For the last 30 years, no country has met the basic needs of its residents without overconsuming natural resources, according to a new study published by the University of Leeds. 

The study, published in Nature Sustainability, found that without urgent changes, national economies will continue to drive ecological breakdown while delivering slow and insufficient improvements in living standards. 

Wealthy countries like the US, UK and Canada are all transgressing planetary boundaries linked to climate and ecological breakdown, yet they are also achieving minimal social gains. 

In comparison, poorer countries like Bangladesh, Malawi and Sri Lanka are living within planetary boundaries but are still falling short on meeting many basic human needs. 

If current trends continue, no country will stay within planetary boundaries over the next three decades either, perpetuating human deprivation and worsening ecological breakdown.
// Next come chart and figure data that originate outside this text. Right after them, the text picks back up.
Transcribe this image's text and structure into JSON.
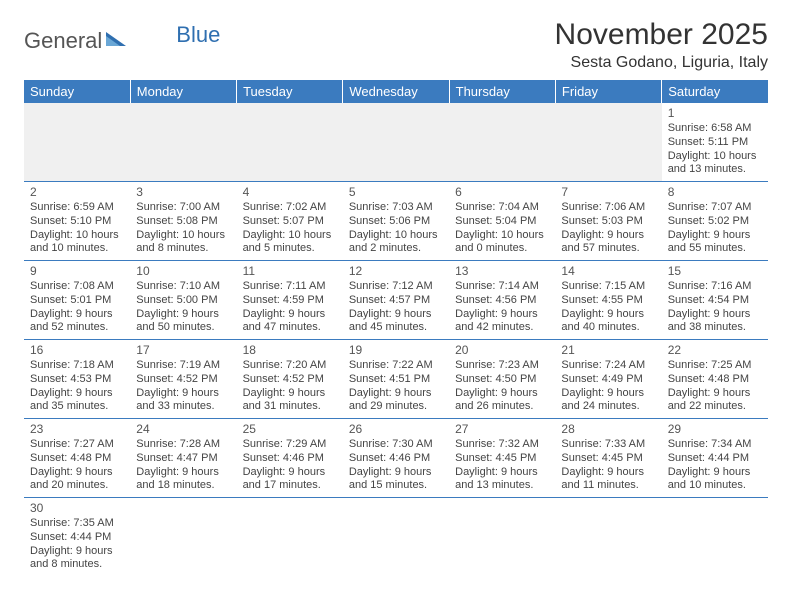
{
  "logo": {
    "text_general": "General",
    "text_blue": "Blue"
  },
  "title": "November 2025",
  "location": "Sesta Godano, Liguria, Italy",
  "day_headers": [
    "Sunday",
    "Monday",
    "Tuesday",
    "Wednesday",
    "Thursday",
    "Friday",
    "Saturday"
  ],
  "colors": {
    "header_bg": "#3b7bbf",
    "header_text": "#ffffff",
    "cell_border": "#3b7bbf",
    "logo_blue": "#2f6fb0",
    "text": "#444444"
  },
  "weeks": [
    [
      null,
      null,
      null,
      null,
      null,
      null,
      {
        "n": "1",
        "sunrise": "Sunrise: 6:58 AM",
        "sunset": "Sunset: 5:11 PM",
        "daylight": "Daylight: 10 hours and 13 minutes."
      }
    ],
    [
      {
        "n": "2",
        "sunrise": "Sunrise: 6:59 AM",
        "sunset": "Sunset: 5:10 PM",
        "daylight": "Daylight: 10 hours and 10 minutes."
      },
      {
        "n": "3",
        "sunrise": "Sunrise: 7:00 AM",
        "sunset": "Sunset: 5:08 PM",
        "daylight": "Daylight: 10 hours and 8 minutes."
      },
      {
        "n": "4",
        "sunrise": "Sunrise: 7:02 AM",
        "sunset": "Sunset: 5:07 PM",
        "daylight": "Daylight: 10 hours and 5 minutes."
      },
      {
        "n": "5",
        "sunrise": "Sunrise: 7:03 AM",
        "sunset": "Sunset: 5:06 PM",
        "daylight": "Daylight: 10 hours and 2 minutes."
      },
      {
        "n": "6",
        "sunrise": "Sunrise: 7:04 AM",
        "sunset": "Sunset: 5:04 PM",
        "daylight": "Daylight: 10 hours and 0 minutes."
      },
      {
        "n": "7",
        "sunrise": "Sunrise: 7:06 AM",
        "sunset": "Sunset: 5:03 PM",
        "daylight": "Daylight: 9 hours and 57 minutes."
      },
      {
        "n": "8",
        "sunrise": "Sunrise: 7:07 AM",
        "sunset": "Sunset: 5:02 PM",
        "daylight": "Daylight: 9 hours and 55 minutes."
      }
    ],
    [
      {
        "n": "9",
        "sunrise": "Sunrise: 7:08 AM",
        "sunset": "Sunset: 5:01 PM",
        "daylight": "Daylight: 9 hours and 52 minutes."
      },
      {
        "n": "10",
        "sunrise": "Sunrise: 7:10 AM",
        "sunset": "Sunset: 5:00 PM",
        "daylight": "Daylight: 9 hours and 50 minutes."
      },
      {
        "n": "11",
        "sunrise": "Sunrise: 7:11 AM",
        "sunset": "Sunset: 4:59 PM",
        "daylight": "Daylight: 9 hours and 47 minutes."
      },
      {
        "n": "12",
        "sunrise": "Sunrise: 7:12 AM",
        "sunset": "Sunset: 4:57 PM",
        "daylight": "Daylight: 9 hours and 45 minutes."
      },
      {
        "n": "13",
        "sunrise": "Sunrise: 7:14 AM",
        "sunset": "Sunset: 4:56 PM",
        "daylight": "Daylight: 9 hours and 42 minutes."
      },
      {
        "n": "14",
        "sunrise": "Sunrise: 7:15 AM",
        "sunset": "Sunset: 4:55 PM",
        "daylight": "Daylight: 9 hours and 40 minutes."
      },
      {
        "n": "15",
        "sunrise": "Sunrise: 7:16 AM",
        "sunset": "Sunset: 4:54 PM",
        "daylight": "Daylight: 9 hours and 38 minutes."
      }
    ],
    [
      {
        "n": "16",
        "sunrise": "Sunrise: 7:18 AM",
        "sunset": "Sunset: 4:53 PM",
        "daylight": "Daylight: 9 hours and 35 minutes."
      },
      {
        "n": "17",
        "sunrise": "Sunrise: 7:19 AM",
        "sunset": "Sunset: 4:52 PM",
        "daylight": "Daylight: 9 hours and 33 minutes."
      },
      {
        "n": "18",
        "sunrise": "Sunrise: 7:20 AM",
        "sunset": "Sunset: 4:52 PM",
        "daylight": "Daylight: 9 hours and 31 minutes."
      },
      {
        "n": "19",
        "sunrise": "Sunrise: 7:22 AM",
        "sunset": "Sunset: 4:51 PM",
        "daylight": "Daylight: 9 hours and 29 minutes."
      },
      {
        "n": "20",
        "sunrise": "Sunrise: 7:23 AM",
        "sunset": "Sunset: 4:50 PM",
        "daylight": "Daylight: 9 hours and 26 minutes."
      },
      {
        "n": "21",
        "sunrise": "Sunrise: 7:24 AM",
        "sunset": "Sunset: 4:49 PM",
        "daylight": "Daylight: 9 hours and 24 minutes."
      },
      {
        "n": "22",
        "sunrise": "Sunrise: 7:25 AM",
        "sunset": "Sunset: 4:48 PM",
        "daylight": "Daylight: 9 hours and 22 minutes."
      }
    ],
    [
      {
        "n": "23",
        "sunrise": "Sunrise: 7:27 AM",
        "sunset": "Sunset: 4:48 PM",
        "daylight": "Daylight: 9 hours and 20 minutes."
      },
      {
        "n": "24",
        "sunrise": "Sunrise: 7:28 AM",
        "sunset": "Sunset: 4:47 PM",
        "daylight": "Daylight: 9 hours and 18 minutes."
      },
      {
        "n": "25",
        "sunrise": "Sunrise: 7:29 AM",
        "sunset": "Sunset: 4:46 PM",
        "daylight": "Daylight: 9 hours and 17 minutes."
      },
      {
        "n": "26",
        "sunrise": "Sunrise: 7:30 AM",
        "sunset": "Sunset: 4:46 PM",
        "daylight": "Daylight: 9 hours and 15 minutes."
      },
      {
        "n": "27",
        "sunrise": "Sunrise: 7:32 AM",
        "sunset": "Sunset: 4:45 PM",
        "daylight": "Daylight: 9 hours and 13 minutes."
      },
      {
        "n": "28",
        "sunrise": "Sunrise: 7:33 AM",
        "sunset": "Sunset: 4:45 PM",
        "daylight": "Daylight: 9 hours and 11 minutes."
      },
      {
        "n": "29",
        "sunrise": "Sunrise: 7:34 AM",
        "sunset": "Sunset: 4:44 PM",
        "daylight": "Daylight: 9 hours and 10 minutes."
      }
    ],
    [
      {
        "n": "30",
        "sunrise": "Sunrise: 7:35 AM",
        "sunset": "Sunset: 4:44 PM",
        "daylight": "Daylight: 9 hours and 8 minutes."
      },
      null,
      null,
      null,
      null,
      null,
      null
    ]
  ]
}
white and black ship on sea under white clouds

Lead author, Dr Andrew Fanning, from the Sustainability Research Institute at Leeds and the Doughnut Economics Action Lab in Oxford, said: ‘Everyone needs a sufficient level of resources to be healthy and to participate in their society with dignity, but we also need to ensure global resource use is not so high that we cause climate and ecological breakdown.

‘Worryingly, we found that countries tend to overshoot fair shares of planetary boundaries faster than they achieve minimum social thresholds.”

‘These latest results indicate that an unprecedented transformation is needed in all nations. Current trends suggest that richer countries need to dramatically reduce their resource use to avoid critical planetary degradation, while poorer countries need to rapidly accelerate social performance to eliminate critical human deprivation.

‘Countries with high levels of social achievements, such as Germany and Norway, are often held up as international role models, but they have levels of resource use that need to be massively reduced to get within fair shares of planetary boundaries.

‘This transition is unlikely to be achieved with improvements in resource efficiency alone. Wealthy countries need to move beyond the pursuit of economic growth as a national goal, and instead pursue policies that improve human well-being and reduce resource use directly.’